How Kenyan universities plan to plug the funding gap after fee cuts

Higher Education PS Beatrice Inyangala said institutions are pursuing a range of measures to ensure survival. These include increasing student admissions, fully utilising existing facilities, and tapping into government funding through capitation, loans, and scholarships.
Public universities in Kenya are rolling out strategies to cover the financial shortfall caused by recent sharp reductions in tuition fees, a move aimed at easing the burden on students’ families.
Fee cuts of up to 75 per cent, announced in July and effective September 1, coincide with the start of the new academic year, prompting questions about how universities will remain financially stable amid mounting debts, rising wage bills, and unpredictable government funding.
Higher Education PS Beatrice Inyangala said institutions are pursuing a range of measures to ensure survival.
These include increasing student admissions, fully utilising existing facilities, and tapping into government funding through capitation, loans, and scholarships.
“Basically, it is all in the numbers and economies of scale. Take a university graduating 1,000 students but admitting 3,000 new ones—the revenue gap is automatically bridged,” Inyangala said.
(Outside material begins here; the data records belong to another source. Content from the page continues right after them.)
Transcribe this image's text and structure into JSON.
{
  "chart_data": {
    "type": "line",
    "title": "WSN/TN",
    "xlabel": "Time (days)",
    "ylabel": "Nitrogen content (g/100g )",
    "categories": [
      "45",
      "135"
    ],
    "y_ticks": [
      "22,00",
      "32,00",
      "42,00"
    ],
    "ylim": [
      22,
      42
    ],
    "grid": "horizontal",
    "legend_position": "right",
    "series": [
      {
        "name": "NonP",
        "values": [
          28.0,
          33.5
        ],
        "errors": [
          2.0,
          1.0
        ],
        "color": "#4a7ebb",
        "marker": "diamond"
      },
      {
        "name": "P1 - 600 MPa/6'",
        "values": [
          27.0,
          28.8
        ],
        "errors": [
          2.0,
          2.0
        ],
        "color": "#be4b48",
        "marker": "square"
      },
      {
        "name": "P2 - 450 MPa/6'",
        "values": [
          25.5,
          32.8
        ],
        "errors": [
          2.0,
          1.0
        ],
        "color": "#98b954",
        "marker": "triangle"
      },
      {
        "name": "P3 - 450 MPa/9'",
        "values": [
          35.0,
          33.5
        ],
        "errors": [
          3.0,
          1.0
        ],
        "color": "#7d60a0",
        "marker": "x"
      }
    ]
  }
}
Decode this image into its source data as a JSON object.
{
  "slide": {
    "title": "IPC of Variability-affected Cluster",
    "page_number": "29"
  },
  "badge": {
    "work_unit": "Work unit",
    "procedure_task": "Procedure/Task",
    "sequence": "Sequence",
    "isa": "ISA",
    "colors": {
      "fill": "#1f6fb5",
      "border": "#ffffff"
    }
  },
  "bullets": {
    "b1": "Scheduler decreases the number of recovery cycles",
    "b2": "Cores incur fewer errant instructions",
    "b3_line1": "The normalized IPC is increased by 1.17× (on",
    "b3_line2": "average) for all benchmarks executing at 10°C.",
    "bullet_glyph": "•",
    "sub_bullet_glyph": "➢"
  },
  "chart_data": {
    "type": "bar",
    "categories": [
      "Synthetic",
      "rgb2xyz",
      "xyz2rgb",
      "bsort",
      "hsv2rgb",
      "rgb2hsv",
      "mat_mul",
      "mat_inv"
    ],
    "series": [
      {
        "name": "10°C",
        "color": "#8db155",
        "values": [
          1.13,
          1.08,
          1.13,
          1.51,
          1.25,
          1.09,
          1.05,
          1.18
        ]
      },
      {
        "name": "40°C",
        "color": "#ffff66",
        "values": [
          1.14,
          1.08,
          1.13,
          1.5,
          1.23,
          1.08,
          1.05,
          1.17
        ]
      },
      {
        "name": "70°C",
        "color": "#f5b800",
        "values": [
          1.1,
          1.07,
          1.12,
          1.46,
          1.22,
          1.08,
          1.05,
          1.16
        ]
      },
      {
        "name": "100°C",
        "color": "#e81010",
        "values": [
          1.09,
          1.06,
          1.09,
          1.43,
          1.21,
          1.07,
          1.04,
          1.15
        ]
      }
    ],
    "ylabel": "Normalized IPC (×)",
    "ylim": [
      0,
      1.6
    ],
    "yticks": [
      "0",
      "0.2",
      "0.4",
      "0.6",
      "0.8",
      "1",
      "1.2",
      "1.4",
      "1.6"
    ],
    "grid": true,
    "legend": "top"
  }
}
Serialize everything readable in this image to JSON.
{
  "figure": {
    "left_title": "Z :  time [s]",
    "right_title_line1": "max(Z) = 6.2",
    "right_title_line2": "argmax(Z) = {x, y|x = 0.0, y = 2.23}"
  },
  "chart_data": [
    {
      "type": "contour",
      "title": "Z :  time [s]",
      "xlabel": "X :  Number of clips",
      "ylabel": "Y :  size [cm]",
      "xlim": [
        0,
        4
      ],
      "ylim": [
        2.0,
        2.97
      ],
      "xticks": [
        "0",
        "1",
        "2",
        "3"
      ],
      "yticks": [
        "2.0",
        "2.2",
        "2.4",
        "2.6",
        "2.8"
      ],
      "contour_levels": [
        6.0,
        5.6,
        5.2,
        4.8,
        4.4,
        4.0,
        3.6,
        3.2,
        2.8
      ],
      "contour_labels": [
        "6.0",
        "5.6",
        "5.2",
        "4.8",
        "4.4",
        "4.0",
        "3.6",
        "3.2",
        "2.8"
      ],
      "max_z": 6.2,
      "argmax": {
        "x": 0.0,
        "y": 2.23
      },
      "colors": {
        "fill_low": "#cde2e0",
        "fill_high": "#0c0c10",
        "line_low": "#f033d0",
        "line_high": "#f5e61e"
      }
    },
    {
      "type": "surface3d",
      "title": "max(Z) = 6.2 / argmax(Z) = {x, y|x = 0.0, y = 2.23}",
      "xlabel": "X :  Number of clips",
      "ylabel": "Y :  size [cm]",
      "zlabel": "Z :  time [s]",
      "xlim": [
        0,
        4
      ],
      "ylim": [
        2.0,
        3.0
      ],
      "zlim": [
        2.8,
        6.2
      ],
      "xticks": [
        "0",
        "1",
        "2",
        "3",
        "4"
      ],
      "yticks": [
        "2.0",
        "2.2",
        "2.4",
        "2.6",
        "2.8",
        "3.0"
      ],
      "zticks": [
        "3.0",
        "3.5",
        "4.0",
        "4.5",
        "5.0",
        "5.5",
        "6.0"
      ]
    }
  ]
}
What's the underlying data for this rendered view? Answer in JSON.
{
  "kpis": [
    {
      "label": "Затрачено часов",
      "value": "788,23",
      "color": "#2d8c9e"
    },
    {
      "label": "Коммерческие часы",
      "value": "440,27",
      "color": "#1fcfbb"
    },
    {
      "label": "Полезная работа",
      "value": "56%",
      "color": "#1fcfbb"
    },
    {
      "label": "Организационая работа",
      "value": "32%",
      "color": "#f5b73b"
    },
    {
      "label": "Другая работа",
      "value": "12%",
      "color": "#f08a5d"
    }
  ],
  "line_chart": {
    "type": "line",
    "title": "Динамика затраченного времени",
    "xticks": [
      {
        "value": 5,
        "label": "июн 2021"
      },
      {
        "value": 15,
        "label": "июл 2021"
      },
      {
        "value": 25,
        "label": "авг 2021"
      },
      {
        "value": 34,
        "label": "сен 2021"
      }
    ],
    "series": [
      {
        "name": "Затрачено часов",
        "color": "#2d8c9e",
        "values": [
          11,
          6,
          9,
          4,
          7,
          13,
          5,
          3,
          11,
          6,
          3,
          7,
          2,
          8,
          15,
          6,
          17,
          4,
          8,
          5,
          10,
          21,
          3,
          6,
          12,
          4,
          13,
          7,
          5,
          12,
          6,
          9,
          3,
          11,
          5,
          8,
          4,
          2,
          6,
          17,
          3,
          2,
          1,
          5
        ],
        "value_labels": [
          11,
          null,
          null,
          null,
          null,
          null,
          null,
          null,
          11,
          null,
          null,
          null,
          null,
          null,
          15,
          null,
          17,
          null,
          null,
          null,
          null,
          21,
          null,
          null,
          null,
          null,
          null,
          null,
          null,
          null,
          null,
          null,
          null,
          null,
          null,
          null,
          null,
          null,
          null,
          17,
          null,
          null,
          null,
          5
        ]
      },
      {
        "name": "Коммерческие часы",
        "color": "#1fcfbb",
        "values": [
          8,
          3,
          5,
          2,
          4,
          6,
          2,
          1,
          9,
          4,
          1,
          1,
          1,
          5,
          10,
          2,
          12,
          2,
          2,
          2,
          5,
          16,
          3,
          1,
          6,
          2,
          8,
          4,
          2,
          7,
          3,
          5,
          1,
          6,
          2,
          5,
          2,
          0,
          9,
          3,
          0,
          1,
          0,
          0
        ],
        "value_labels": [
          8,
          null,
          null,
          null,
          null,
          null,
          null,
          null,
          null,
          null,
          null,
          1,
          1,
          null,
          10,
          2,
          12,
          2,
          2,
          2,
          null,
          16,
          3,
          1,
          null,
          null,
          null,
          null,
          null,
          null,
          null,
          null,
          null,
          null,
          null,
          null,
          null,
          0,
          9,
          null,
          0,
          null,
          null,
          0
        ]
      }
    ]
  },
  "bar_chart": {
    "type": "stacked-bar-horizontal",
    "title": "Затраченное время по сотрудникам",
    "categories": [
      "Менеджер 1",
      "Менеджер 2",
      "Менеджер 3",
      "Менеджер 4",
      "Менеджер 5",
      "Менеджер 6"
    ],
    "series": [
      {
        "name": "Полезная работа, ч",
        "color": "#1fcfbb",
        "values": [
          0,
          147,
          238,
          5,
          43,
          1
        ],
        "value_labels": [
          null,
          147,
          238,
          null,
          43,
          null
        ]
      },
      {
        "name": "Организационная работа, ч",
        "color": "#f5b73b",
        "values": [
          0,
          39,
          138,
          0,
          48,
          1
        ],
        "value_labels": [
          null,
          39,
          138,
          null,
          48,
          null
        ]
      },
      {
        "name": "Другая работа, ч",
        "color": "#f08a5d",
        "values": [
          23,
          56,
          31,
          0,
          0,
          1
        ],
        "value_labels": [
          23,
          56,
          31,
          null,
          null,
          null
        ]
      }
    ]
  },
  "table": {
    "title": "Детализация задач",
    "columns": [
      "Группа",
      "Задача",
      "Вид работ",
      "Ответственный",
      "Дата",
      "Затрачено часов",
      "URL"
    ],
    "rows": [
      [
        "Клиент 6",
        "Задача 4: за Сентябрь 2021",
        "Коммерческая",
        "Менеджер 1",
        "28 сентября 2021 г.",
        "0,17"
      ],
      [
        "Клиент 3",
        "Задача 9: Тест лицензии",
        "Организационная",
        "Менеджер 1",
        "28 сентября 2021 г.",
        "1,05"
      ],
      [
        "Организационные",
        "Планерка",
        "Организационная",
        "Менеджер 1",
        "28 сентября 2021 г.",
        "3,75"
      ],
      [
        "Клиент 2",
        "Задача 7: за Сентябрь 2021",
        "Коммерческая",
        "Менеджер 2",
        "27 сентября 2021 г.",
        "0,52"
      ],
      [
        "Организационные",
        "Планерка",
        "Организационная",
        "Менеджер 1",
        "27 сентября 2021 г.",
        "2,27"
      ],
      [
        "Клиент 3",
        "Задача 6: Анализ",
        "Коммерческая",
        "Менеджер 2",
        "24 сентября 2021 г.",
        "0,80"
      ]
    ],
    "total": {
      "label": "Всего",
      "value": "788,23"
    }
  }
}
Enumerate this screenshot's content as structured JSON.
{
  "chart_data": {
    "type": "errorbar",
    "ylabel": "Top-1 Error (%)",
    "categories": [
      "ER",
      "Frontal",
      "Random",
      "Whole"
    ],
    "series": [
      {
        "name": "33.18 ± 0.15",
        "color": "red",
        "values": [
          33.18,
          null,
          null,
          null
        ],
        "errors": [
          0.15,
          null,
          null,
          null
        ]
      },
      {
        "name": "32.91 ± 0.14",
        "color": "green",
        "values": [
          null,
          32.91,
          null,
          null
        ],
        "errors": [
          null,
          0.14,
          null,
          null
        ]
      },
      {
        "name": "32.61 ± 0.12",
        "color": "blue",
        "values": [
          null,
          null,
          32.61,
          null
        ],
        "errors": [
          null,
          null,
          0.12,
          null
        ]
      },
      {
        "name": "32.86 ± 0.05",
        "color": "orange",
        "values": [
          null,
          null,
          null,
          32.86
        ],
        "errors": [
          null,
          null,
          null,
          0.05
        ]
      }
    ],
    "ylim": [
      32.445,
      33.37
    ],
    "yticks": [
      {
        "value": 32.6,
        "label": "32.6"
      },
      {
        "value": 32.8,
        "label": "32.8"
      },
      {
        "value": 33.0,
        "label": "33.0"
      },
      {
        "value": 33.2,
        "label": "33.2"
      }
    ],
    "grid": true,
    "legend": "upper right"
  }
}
She added that public universities have the capacity to admit 316,309 students in the 2025/26 academic year, but only 183,789 placements have been made, leaving nearly half the slots vacant.
Government funding has also surged following the fee reduction. Support through capitation, loans, and scholarships rose from Sh45 billion in 2022-23 to Sh85 billion in 2025-26, helping stabilise many institutions.
Inyangala noted that the number of technically insolvent universities dropped from 23 in 2022 to 13 in 2025. “Universities are gradually becoming more sustainable,” she said.
President William Ruto’s administration has emphasised the importance of making university education affordable.
Several public universities, including the University of Nairobi, Moi University, Egerton University, Maseno University, Kenyatta University, Jomo Kenyatta University of Agriculture and Technology, University of Eldoret, and Masinde Muliro University of Science and Technology, have implemented the new fee structure for students admitted through the Kenya Universities and Colleges Central Placement Service.
At Moi University, for instance, the School of Education reduced fees for fourth-year government-sponsored students by 76 per cent, from Sh33,750 to Sh8,000 per semester.
A notice accompanying the reduction stated, “This fee is subject to revision at the sole discretion of the university.”
At Maseno University, first-year students pursuing a Bachelor of Arts in Criminology with IT now pay Sh14,000 per semester, down from over Sh30,000.
The strategies adopted by universities aim to strike a balance between affordability for students and financial sustainability for institutions, ensuring that public universities continue to function effectively despite reduced tuition revenue.